In the case of Barry, he’s confronted with the collateral damage he’s caused in trying to square those two sides of himself. So he escapes to worlds of his own making where he doesn’t have to try anymore. We see it first in daydreams and then when he and Sally are on the run together. As someone who’s had to play half that dynamic for four seasons, Sarah Goldberg offered her own insight.
“I think the sad truth is, both Sally and Barry aren’t very capable of love. And I think that Sally never really loved Barry. It’s somebody who bore witness to her worst moment, and so she needs to feel connected to that person. She keeps going into the well there’s no water,” Goldberg said. “Their relationship pendulum swings between need and mutual advantage, and in his part, obsession. Barry also never really saw Sally. All of his fantasies about her, they’re all ideas that you have about love when you’re a teenager. Whenever he sees a fantasy version of Sally, she’s always in pink, but Sally never wears pink. He only saw what he wanted to see.”

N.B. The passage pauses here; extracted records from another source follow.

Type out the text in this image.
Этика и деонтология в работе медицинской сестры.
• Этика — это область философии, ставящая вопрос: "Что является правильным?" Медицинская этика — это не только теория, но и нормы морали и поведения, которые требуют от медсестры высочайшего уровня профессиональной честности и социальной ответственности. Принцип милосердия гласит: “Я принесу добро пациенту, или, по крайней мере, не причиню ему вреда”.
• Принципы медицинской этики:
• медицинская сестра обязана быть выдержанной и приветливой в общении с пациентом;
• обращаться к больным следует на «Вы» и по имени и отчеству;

“Barry” has also been a pretty shrewd dissection of what living in Los Angeles can do to someone. That love for other people can also get caught up in a passion for performing, whether it’s on some black box stage in North Hollywood, on a soundstage in Burbank, or in some diner in a rural southern town. Acting, like love, is all centered around choices. Even though some characters seem to be on the receiving end of misfortune, “Barry” has been sure to give all its main players plenty of chances to make their own.
So the finale shouldn’t be any different. At this point, it feels dumb to say definitively what will happen or who will “survive” the show’s final chapter. But if there’s room to make one on-the-record guarantee, it’s that a show so laser-focused on blocking and movement and decisions and instincts will make room for Sally, Gene, Hank, and Fuches to each have one final choice that guides each other’s fate. Given the various physical and mental injuries that Barry has been responsible over the years, this episode will probably serve as a kind of trial for Mr. Berkman, with a panel of his peers presiding.
Even so, “Barry” has rarely taken the onus off of Barry. It’s usually left things up to him to choose a least undesirable path. The way that everyone seems to be converging, it would make sense that the last decision of them all would be given to the guy who the show is named after. Even though the logistics are still hazy for a few more days, the terms have been laid out for most of the season. Love or revenge? All or nothing? Fantasy or reality? It’ll probably come down to which one Barry, in his own way, loves more.
The last episode of “Barry” airs Sunday at 10:30 p.m. on HBO.